Ein glockenhelles, grausames Lachen erklang hinter mir.

Langsam kniff ich meine Augen zusammen. Ich musste mich nicht umdrehen, um zu wissen zu wem es gehörte. Sie machte es schon seit Wochen. Mich ärgern. Sich über mich lustig machen. Dumme Sprüche hinterherrufen. Alles was ich tat, was ich sagte, verwendete sie gegen mich. Ja, sogar meine Haarfarbe sorgte bei ihnen für gehässiges Lachen und gemeine Worte. Und dabei wusste ich nicht einmal, wieso sie sich so verhielten. Wieso sie so gemein zu mir waren. Hinter meinem Rücken tuschelten. Sich lachend zu mir umdrehten, während ihre grauen Augen über die Klamotten schweiften, die Grams mir gekauft hatte. Mich aus Versehen anrempelten und ihre spitzen Knochen in meine Haut rammten.

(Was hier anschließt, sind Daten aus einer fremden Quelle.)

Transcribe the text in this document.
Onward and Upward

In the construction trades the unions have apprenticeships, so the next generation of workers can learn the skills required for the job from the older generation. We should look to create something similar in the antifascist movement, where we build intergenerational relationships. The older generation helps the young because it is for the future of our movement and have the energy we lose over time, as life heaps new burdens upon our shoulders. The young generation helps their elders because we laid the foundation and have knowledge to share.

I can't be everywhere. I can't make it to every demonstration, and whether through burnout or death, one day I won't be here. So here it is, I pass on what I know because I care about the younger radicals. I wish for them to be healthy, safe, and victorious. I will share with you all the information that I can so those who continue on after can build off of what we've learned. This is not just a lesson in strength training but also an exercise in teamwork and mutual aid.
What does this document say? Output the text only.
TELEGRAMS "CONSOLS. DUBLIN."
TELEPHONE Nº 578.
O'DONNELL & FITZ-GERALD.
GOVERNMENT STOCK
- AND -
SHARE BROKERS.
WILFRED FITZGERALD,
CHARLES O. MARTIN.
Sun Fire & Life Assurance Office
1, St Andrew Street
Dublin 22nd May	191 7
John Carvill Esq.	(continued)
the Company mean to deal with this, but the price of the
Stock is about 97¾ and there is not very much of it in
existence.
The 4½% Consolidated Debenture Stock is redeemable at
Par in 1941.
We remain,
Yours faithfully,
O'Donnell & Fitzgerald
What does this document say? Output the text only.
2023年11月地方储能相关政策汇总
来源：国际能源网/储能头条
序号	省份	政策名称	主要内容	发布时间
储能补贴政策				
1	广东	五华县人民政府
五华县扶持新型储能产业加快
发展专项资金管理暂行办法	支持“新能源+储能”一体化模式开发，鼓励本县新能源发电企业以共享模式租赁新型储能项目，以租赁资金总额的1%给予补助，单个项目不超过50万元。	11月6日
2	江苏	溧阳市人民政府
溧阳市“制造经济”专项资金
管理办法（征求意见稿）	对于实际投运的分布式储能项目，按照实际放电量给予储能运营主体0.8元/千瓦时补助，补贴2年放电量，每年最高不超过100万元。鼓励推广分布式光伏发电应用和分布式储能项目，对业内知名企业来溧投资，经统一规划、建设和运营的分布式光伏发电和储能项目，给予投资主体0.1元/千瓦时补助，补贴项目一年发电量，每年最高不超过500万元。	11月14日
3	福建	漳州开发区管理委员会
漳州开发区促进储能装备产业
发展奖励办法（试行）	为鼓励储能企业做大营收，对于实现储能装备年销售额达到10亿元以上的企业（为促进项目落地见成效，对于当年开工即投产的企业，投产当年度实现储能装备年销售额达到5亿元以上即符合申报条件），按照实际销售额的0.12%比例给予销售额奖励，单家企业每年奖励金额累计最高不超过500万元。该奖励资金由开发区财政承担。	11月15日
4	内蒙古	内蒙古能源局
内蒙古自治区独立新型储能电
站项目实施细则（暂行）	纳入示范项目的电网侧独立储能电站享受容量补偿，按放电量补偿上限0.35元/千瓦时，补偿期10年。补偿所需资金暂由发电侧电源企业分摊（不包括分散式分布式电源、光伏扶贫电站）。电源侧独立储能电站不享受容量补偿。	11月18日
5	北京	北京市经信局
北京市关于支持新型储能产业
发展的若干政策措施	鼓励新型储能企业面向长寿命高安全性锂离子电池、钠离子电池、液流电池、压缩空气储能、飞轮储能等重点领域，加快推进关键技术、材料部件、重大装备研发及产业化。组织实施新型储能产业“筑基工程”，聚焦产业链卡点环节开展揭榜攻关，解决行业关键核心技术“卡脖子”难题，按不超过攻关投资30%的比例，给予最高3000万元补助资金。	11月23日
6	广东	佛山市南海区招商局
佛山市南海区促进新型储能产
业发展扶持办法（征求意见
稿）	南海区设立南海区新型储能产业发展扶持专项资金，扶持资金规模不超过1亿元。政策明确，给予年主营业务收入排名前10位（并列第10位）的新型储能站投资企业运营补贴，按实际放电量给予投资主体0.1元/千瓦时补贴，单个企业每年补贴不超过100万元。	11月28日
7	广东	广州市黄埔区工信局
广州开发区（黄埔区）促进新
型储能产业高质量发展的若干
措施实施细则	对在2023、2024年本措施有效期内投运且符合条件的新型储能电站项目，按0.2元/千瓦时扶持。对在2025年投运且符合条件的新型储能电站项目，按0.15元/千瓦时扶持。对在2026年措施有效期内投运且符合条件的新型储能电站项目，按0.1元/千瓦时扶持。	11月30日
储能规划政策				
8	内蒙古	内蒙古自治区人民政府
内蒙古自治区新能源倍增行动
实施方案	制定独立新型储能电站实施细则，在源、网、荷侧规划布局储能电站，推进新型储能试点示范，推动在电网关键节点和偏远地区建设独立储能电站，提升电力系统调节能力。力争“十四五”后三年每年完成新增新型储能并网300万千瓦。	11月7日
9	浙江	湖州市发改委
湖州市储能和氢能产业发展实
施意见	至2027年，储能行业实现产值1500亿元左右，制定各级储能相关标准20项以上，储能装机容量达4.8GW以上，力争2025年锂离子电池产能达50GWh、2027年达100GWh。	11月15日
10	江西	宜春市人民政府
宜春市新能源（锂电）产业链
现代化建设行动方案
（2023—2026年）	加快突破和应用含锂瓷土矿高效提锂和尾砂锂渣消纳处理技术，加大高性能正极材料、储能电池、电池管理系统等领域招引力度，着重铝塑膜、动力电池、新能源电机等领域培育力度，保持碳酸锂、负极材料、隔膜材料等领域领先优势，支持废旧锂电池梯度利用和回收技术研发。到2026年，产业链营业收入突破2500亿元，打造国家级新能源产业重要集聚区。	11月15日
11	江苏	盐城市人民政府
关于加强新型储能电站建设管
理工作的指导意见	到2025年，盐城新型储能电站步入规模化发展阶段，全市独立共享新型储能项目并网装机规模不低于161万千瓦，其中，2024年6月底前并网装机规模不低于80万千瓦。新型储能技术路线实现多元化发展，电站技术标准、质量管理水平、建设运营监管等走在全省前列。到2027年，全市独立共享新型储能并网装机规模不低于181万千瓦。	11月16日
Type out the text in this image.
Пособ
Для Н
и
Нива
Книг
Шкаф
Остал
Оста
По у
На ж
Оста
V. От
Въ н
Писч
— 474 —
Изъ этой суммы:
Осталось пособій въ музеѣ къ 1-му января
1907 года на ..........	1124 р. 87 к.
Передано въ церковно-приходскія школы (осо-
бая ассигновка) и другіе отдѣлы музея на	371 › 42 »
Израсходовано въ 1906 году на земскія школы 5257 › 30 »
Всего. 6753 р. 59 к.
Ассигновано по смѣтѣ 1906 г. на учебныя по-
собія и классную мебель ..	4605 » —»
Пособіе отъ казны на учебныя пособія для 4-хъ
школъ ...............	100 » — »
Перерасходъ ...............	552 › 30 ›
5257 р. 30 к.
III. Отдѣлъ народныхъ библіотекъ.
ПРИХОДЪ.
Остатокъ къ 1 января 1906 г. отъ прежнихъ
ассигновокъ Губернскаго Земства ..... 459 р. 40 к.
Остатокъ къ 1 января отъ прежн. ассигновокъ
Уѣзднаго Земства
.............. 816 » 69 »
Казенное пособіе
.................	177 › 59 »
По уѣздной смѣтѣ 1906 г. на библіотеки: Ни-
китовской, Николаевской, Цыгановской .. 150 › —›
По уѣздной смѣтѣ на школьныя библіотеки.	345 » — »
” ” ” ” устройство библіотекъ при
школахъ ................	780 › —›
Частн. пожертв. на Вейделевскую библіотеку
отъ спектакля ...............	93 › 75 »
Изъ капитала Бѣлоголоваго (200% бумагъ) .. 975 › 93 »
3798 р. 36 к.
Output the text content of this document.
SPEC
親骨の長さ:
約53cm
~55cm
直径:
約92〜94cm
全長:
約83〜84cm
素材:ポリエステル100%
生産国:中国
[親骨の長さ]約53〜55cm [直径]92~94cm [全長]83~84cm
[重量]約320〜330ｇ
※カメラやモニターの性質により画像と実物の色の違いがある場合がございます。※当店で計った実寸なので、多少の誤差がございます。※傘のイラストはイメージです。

Trotz aller Hoffnung und stummen Gebete fanden meine Finger nichts. Langsam fiel meine Hand an meine Seite. Meine Lippen begannen zu zittern. Sie müssen sie mir weggenommen haben. Genau wie die Taschendiebe auf dem Markt, vor denen Grams mich immer warnte, müssen sie ihre Magie dazu eingesetzt haben, den Verschluss meiner Kette zu öffnen, um sie an sich zu nehmen. Nur wie konnten sie es tun? Niemand konnte sie berühren, geschweige denn mit Magie beeinflussen außer ich. Wie-

Ein stechender Schmerz schoss durch meinen Kopf. Stöhnend presste ich meinen Finger an die Schläfe. Meine stets kühle Haut sorgte nur oberflächlich für eine kurze Linderung. Nach und nach wurden die Stimmen lauter. Sie gruben sich in meinen Kopf und rissen alles auseinander. Mein Kopf fühlte sich an, als würde er jeden Moment explodieren.

In mir wuchs Wut. So unfassbar große Wut. Doch selbst sie konnte die Angst nicht vertreiben, die sich in meinen Knochen festkrallte. Angst, die mir so bekannt war. Gewaltsam schob ich sie beiseite, ehe ich mich zu den Mädchen umdrehte. Sie sollten es nicht sehen. Weder den Schmerz, den sie mir durch ihren dämlichen Streich zufügten, noch die Angst, die ich vor ihnen ... und mir hatte.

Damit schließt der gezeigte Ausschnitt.